In Vitro Data (Fig. 3)
Actual dissolution reaction volume was 2.5 mL (confirmed by reviewing the lab notebook of the first author during the investigation) vs 3.5 mL reported in the manuscript.
Sample volume was not used in the calculation to convert Inductively Coupled Plasma Mass Spectrometry (ICPMS) data to mg of silicon retrieved which is needed to calculate % degradation (needed to multiply data by 0.1 due to 0.1 mL sample volumes).
Our investigation revealed a 20% “matrix effect with fluids” was communicated by ICPMS core facility person to the first author that was not addressed in the manuscript.
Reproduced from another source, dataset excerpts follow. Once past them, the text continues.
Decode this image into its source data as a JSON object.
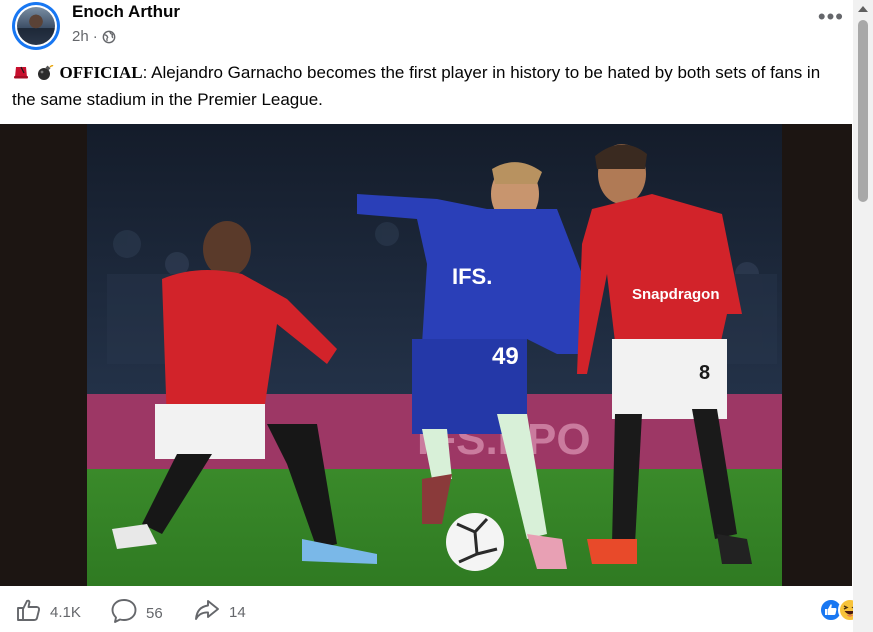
{
  "post": {
    "author": "Enoch Arthur",
    "time": "2h",
    "separator": "·",
    "privacy_icon": "globe-icon",
    "more_icon": "more-options-icon",
    "more_text": "•••",
    "caption": {
      "emojis": [
        "fez-hat-emoji",
        "bomb-emoji"
      ],
      "tag": "OFFICIAL",
      "colon": ":",
      "text": " Alejandro Garnacho becomes the first player in history to be hated by both sets of fans in the same stadium in the Premier League."
    },
    "photo": {
      "description": "football-match-photo",
      "jersey_numbers": [
        "49",
        "8"
      ],
      "sponsor_text": "Snapdragon",
      "sponsor_text_2": "IFS.",
      "board_text": "IFS.EPO"
    }
  },
  "footer": {
    "likes_count": "4.1K",
    "comments_count": "56",
    "shares_count": "14",
    "like_icon": "thumbs-up-icon",
    "comment_icon": "comment-bubble-icon",
    "share_icon": "share-arrow-icon",
    "reaction_icons": [
      "like-reaction-icon",
      "haha-reaction-icon"
    ]
  },
  "colors": {
    "accent": "#1877f2",
    "meta_gray": "#65676b",
    "man_utd_red": "#d2232a",
    "chelsea_blue": "#2a3fb8",
    "pitch_green": "#3f8a2c"
  }
}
All data is different when calculating % degradation, not just by a factor of 10 due to not calculating for the 100 ml sample volume.
Raw data during our investigation after publication, obtained from ICPMS facility, and not noted in the lab notebook, for day 28 of simulated lysosomal fluid (SLF) reveals n = 1 and no data points for Stober100. In the manuscript however, error bars are shown for all particles at this time point and for the data for Stober100.
Intracellular Degradation (Fig. 5)
Extremely high background with control causing negative % degradation for Disulfide Meso 100 from retrieved ICPMS data from core facility after publication, but manuscript shows ~1.25% degradation.
All other calculated % degradation based on retrieved data from ICPMS facility during the investigation after publication, do not match reported data in the paper.
Paper claims n = 6, but raw data received from ICPMS facility during investigation (after publication) is clearly n = 3.
In Vivo Degradation (Fig. 6)
ICPMS data retrieved during the investigation after publication for control mice showed extremely high background, and probably were not used in the calculations reported in this manuscript because it would have led to negative silicon contents for a few samples.
Urine ICPMS data from the core facility was not available during investigation after publication, and cannot be retrieved from the first author’s lab notebook. Hence its validity cannot be ascertained.
There may be other discrepancies in the manuscript that have gone unnoticed. However, the Editor-in-Chief agrees that the above is significant enough to warrant retraction of the manuscript.